Structuing Python Analytics Codebases

python
data
legacy code
Published

July 4, 2021

Many analytics codebases consist of a pipeline of steps, doing things like getting data, extracting features, training models and evaluating results and diagnostics. The best way to structure the code isn’t obvious and if you’re having trouble importing files, getting module not found errors or are tinkering with PYTHONPATH it’s likely you haven’t got it right.

A way I’ve seen many data analytics processing pipelines structured is with a series of numbered steps:

 src
 ├── 01_fetch_data.py
 ├── 02_extract_data.py
 ├── 03_normalise_data.py

The good thing about this structure is that the steps involved are clear with their order. The bad thing about this is that you can’t easily import these because they start with a number (but it can be done with importlib), and they will only work when called from the right directory (otherwise paths will be messed up without some magic).

Instead I recommend having each of the scripts in a directory with the name of the submodule (e.g. my_pipeline). Then there are a few options on how to orchestrate it:

  1. Making the module executable
  2. Creating individual step scripts
  3. Makefile or shell script orchestration

Making the module executable

If you add a __main__.py (as well as the __init__.py) then you can execute the code in that file by running python -m my_pipeline. You can then import the downstream steps there and set up a CLI library such as Invoke, Click, or Typer.

 my_pipeline
 ├── __init__.py
 ├── __main__.py
 ├── fetch_data.py
 ├── extract_data.py
 ├── normalise_data.py

The nice thing about this is you don’t need to worry about paths and imports. It also lets you do more complex orchestration in the __main__.py file, and add other useful utilities that don’t fit into the pipeline metaphor.

Another advantage of this method is you can store paths to intermediate steps in __main__.py. If the pipeline caches intermediate results in some sort of storage then each step needs to know where the last step put it. This leads to duplication between the steps, or a large configuration file containing all the intermediate locations.

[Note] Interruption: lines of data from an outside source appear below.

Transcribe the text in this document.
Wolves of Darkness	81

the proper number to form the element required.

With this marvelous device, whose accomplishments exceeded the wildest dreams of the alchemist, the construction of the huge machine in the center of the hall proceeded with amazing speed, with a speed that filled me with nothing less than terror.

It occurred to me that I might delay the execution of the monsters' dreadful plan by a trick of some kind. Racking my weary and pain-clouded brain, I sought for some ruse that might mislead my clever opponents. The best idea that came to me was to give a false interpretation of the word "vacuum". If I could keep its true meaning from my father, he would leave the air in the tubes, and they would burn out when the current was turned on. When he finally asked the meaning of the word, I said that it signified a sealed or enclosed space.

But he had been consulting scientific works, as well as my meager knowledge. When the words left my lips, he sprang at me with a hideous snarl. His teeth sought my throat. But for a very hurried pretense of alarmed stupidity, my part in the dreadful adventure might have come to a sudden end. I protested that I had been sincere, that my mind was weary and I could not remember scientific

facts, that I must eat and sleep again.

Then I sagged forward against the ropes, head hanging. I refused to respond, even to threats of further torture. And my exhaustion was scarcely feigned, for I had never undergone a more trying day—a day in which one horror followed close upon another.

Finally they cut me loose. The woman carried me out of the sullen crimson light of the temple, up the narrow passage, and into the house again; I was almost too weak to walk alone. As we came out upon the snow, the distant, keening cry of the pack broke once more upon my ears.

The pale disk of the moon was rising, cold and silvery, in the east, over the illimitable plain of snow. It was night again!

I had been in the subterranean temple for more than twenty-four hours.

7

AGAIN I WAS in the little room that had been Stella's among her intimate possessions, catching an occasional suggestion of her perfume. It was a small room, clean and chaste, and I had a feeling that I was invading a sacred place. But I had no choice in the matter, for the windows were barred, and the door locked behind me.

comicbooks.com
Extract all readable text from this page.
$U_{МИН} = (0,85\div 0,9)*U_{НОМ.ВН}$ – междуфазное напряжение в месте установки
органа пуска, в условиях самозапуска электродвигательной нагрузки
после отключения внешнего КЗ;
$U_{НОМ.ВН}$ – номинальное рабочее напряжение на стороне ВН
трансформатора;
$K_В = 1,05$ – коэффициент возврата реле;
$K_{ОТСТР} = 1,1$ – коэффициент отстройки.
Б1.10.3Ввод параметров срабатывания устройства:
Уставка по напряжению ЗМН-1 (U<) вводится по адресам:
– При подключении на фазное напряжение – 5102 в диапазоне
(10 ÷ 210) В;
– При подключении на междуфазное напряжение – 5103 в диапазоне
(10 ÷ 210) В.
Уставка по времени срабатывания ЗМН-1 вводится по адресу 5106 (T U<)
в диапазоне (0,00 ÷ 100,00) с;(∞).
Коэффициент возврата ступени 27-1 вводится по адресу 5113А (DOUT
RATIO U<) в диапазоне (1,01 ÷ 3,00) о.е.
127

Instead we can make the input and output locations arguments in the scripts, and set them all in __main__.py.

Note that all your imports will need to be absolute to the package name, e.g import my_pipeline.fetch.

Creating individual step scrtips

If you really like the idea of numbered scripts another way to handle it while having the right module structure is with symlinks. The structure we end up with is like this:

 my_pipeline
 ├── __init__.py
 ├── fetch_data.py
 ├── extract_data.py
 ├── normalise_data.py
 scripts
 ├── 01_fetch_data
 ├── 02_extract_data
 ├── 03_normalise_data

The module level at the top level and removing the numbers from the scripts fixes the import and path problems. Each of the scripts is a small shell script that invokes the corresponding step with python -m my_pipeline.{step}.

For example 01_fetch_data might look like:

#!/bin/sh
/usr/bin/env python -m my_pipeline.fetch_data

This script is then invoked using ./scripts/01_fetch_data.

You can invoke any of the individual scripts by passing the path with -m, e.g. python -m my_pipeline.fetch_data. We then put all the scripts to run in a scripts subfolder with the numbers like this:

The drawback with this method is you need a way to deal with the intermediate state.

Creating a Makefile or shell script

An alternative to using the __main__.py for orchestration is creating a Makefile or shell script. The benefit of that is it can include functionality like installing a virtual environment or pulling a Docker image to run the Python scripts in (whereas the Python scripts won’t be able to run without the environment). The downside is these languages are a bit more brittle and less flexible than Python, and take more work to be nice to use than something like Typer.

 my_pipeline
 ├── __init__.py
 ├── fetch_data.py
 ├── extract_data.py
 ├── normalise_data.py
 Makefile

In this case I’d recommend making the input and output directories command line arguments that can be passed by the Makefile or shell script. It can then run, for example the extract_data, using

/usr/bin/env python -m my_pipeline.extract_data ./data/01_raw ./data/02_primary

It’s critical you have a good command line interface with help (e.g. like this for Make) and good parsing. A Makefile has the advantage that it can see if the intermediate dependencies have been built and automatically resolve what needs to be done. However it requires some effort to get the sources and targets right so it works smoothly, and some targets might need to be generated for steps without output (e.g. setting up the environment).

Making a choice

These are a few ways to structure your Python analytics pipeline with different tradeoffs. In each of the cases we made a proper submodule where the steps could be separately run, which makes it easier to use the tools without thinking too much about paths. In general there is conflicting advice around Python packaging, for example pypa recommends putting the package inside the src/ directory, but others recommend against an src/ directory since it makes it easier to run without installing.